That Damn Journey
A year ago today I was enjoying the first stop on a road trip that paralleled my self-discovery journey. I was looking forward to ten days of me being me and not that guy so many people in my world expect me to be. By the time I returned home I was well on my way to living the next chapter of my life.
That road trip was the single best vacation of my life; honestly, I’ve had many memorable vacations, but that one tops the list. I was me every minute. There were good reactions, bad reactions and unusual reactions, but every minute was authentic and memorable. During the first two days the ‘real me’ helped fuel the beginning of a new, awesome friendship. On the third day I spent an hour with a member of one of my favorite bands in the middle of his hometown. On the fourth and fifth days being totally me almost destroyed the single most significant friendship of my life; being me has hopefully helped that connection recover since then. The next few days included quality time with my sister, wonderful catching up time with several cousins and a great dinner with two of my best high school buddies whom I hadn’t seen since college. The drive home included much literary and photographic reflection on my journey and the adventure was capped off on the last evening by a few more hours of conversation with the new awesome friend.
Geez, how the hell can I top that?! I want another vacation like that! I want every day of my life to be like those ten days!

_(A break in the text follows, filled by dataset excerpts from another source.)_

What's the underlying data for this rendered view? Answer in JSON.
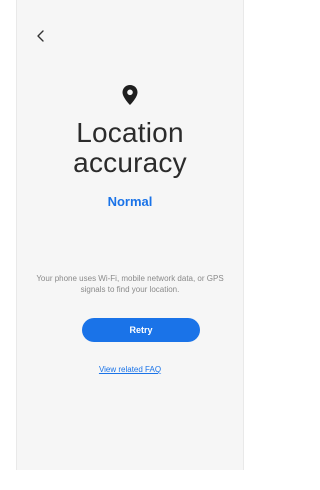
{
  "header": {
    "back_icon": "chevron-left-icon"
  },
  "main": {
    "icon": "location-pin-icon",
    "title": "Location accuracy",
    "accuracy_value": "Normal",
    "description": "Your phone uses Wi-Fi, mobile network data, or GPS signals to find your location.",
    "retry_label": "Retry",
    "faq_link": "View related FAQ"
  },
  "colors": {
    "accent": "#1a73e8",
    "background": "#f6f6f6",
    "title_text": "#2b2b2b",
    "secondary_text": "#8a8a8a"
  }
}
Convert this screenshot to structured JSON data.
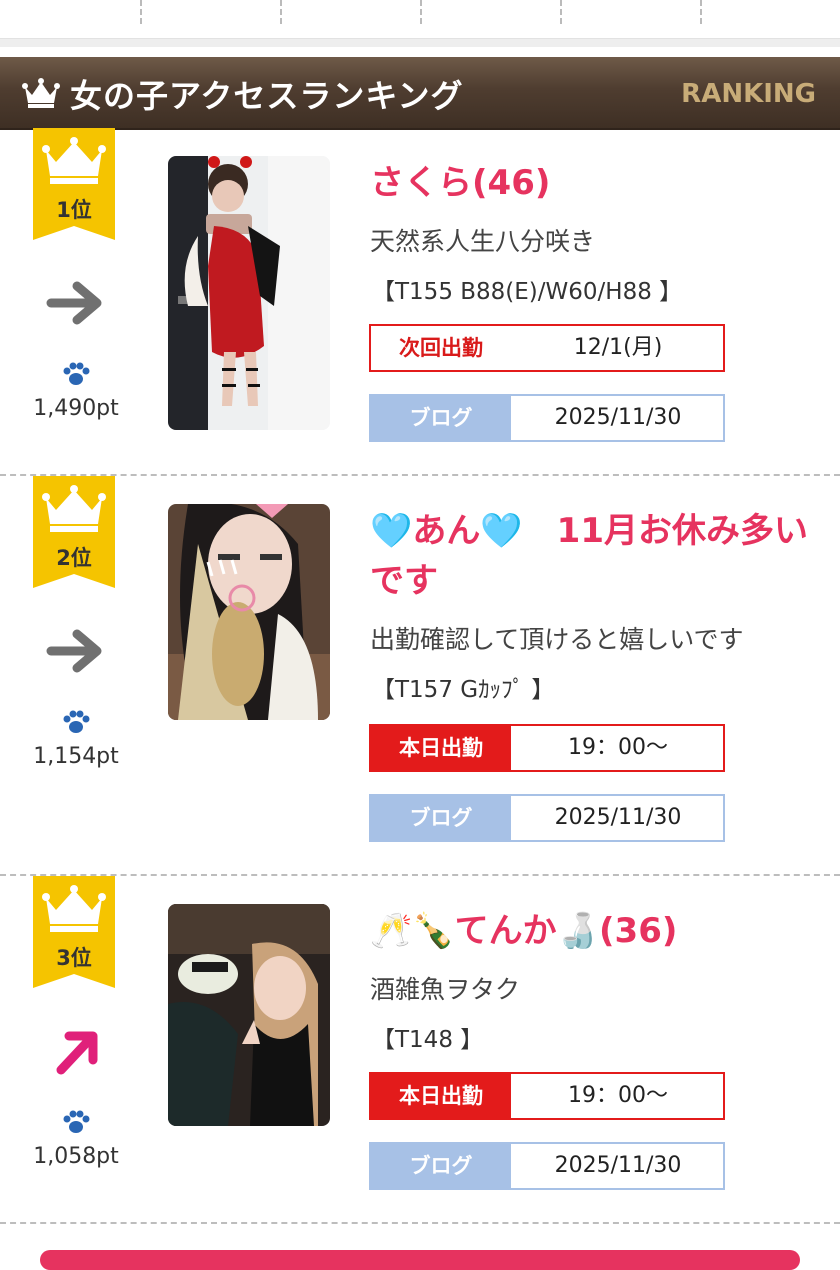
{
  "header": {
    "title": "女の子アクセスランキング",
    "english": "RANKING"
  },
  "entries": [
    {
      "rank": "1位",
      "trend": "same",
      "points": "1,490pt",
      "name": "さくら(46)",
      "catchphrase": "天然系人生八分咲き",
      "spec": "【T155 B88(E)/W60/H88 】",
      "shift_label": "次回出勤",
      "shift_value": "12/1(月)",
      "shift_type": "next",
      "blog_label": "ブログ",
      "blog_date": "2025/11/30"
    },
    {
      "rank": "2位",
      "trend": "same",
      "points": "1,154pt",
      "name": "🩵あん🩵　11月お休み多いです",
      "catchphrase": "出勤確認して頂けると嬉しいです",
      "spec": "【T157 Gｶｯﾌﾟ 】",
      "shift_label": "本日出勤",
      "shift_value": "19：00〜",
      "shift_type": "today",
      "blog_label": "ブログ",
      "blog_date": "2025/11/30"
    },
    {
      "rank": "3位",
      "trend": "up",
      "points": "1,058pt",
      "name": "🥂🍾てんか🍶(36)",
      "catchphrase": "酒雑魚ヲタク",
      "spec": "【T148 】",
      "shift_label": "本日出勤",
      "shift_value": "19：00〜",
      "shift_type": "today",
      "blog_label": "ブログ",
      "blog_date": "2025/11/30"
    }
  ],
  "colors": {
    "accent_pink": "#e6335f",
    "badge_yellow": "#f5c400",
    "shift_red": "#e31b1b",
    "blog_blue": "#a7c1e6",
    "header_brown": "#4f3d30"
  }
}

I’m still working on my self-discovery but I have made much progress, at least in my head. I’m still trapped in a few parts of my life but I know what I want and don’t want and I am more confident than ever that I will be successful in getting to the next stop on the journey. My best analogy: I’m on the right train on the right track but the train is behind schedule because of some freight traffic ahead. It will all get sorted out in due time. Another lesson I’m learning on this journey … patience.